According to the company, this oral small-molecule bradykinin B2 receptor antagonist is presently undergoing clinical development.
The drug claims to inhibit the signalling of bradykinin via the bradykinin B2 receptor, and it may prevent the bradykinin-mediated angioedema attack occurrence and treat its manifestations.
The company is developing two oral formulations of the drug, which include an extended-release tablet for “sustained” efficacy and absorption as a prophylactic treatment.
Deucrictibant is also being developed as an immediate-release capsule for a quick onset of activity for on-demand treatment.
Pharvaris develops oral bradykinin B2 receptor antagonists for addressing the bradykinin-mediated angioedema types.
The company is assessing the drug’s efficacy and safety in pivotal Phase III trials for both the prevention and on-demand treatment of hereditary angioedema (HAE) attacks, building on positive data from Phase II prophylaxis and on-demand trials in HAE.

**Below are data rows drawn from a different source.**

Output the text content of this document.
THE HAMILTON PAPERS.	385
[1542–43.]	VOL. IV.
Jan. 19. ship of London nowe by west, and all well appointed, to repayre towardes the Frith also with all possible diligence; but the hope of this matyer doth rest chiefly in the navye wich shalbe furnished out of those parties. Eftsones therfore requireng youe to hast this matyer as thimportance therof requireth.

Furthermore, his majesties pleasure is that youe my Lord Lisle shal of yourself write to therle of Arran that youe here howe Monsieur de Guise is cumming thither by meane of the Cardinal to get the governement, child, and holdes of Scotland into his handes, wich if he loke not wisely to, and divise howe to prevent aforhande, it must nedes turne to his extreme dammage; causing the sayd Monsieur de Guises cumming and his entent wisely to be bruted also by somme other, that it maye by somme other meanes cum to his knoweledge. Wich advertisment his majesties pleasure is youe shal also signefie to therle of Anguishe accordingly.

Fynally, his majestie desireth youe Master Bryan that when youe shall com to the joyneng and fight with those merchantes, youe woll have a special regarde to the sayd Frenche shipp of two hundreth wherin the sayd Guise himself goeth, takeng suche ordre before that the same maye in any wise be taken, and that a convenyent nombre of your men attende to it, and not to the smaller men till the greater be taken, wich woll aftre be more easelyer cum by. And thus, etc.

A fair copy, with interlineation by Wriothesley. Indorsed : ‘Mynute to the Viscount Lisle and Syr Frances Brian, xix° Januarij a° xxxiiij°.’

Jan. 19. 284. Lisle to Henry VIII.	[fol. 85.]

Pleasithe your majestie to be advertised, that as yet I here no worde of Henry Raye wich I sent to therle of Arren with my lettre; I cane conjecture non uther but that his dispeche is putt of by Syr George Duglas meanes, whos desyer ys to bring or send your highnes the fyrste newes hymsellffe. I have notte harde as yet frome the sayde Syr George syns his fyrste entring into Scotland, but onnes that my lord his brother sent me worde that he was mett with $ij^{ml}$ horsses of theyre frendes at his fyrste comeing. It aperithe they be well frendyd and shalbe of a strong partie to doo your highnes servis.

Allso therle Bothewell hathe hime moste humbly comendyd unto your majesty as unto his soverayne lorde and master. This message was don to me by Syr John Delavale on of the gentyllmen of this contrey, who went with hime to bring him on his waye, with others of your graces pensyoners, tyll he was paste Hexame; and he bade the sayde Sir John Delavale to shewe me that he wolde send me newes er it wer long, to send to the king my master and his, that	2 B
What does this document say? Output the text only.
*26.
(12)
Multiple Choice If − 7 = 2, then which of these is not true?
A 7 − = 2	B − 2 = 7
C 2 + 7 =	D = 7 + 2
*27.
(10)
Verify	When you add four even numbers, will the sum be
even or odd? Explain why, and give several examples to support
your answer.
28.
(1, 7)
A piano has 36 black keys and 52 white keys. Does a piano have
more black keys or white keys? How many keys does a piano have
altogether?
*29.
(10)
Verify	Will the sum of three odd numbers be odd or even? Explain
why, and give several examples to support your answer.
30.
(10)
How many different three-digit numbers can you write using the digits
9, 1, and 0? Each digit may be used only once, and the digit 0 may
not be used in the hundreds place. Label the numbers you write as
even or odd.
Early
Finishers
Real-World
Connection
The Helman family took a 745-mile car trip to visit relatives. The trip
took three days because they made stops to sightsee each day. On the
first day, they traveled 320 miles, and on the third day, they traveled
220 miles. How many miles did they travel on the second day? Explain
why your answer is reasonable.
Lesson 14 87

Pharvaris chief medical officer Peng Lu said: “Today, we are diligently executing our phase III development programme evaluating the efficacy and safety of deucrictibant in HAE. By granting deucrictibant orphan designation for the treatment of bradykinin-mediated angioedema, the European regulators are acknowledging deucrictibant’s ability as a bradykinin B2 receptor antagonist to address the unmet needs associated with any bradykinin-mediated angioedema condition.
“By blocking the effects of bradykinin, the ultimate culprit inducing angioedema attacks, regardless of its source, deucrictibant has the potential to offer a broader-acting option to address the unmet need associated with bradykinin-mediated angioedema diseases, beyond HAE.”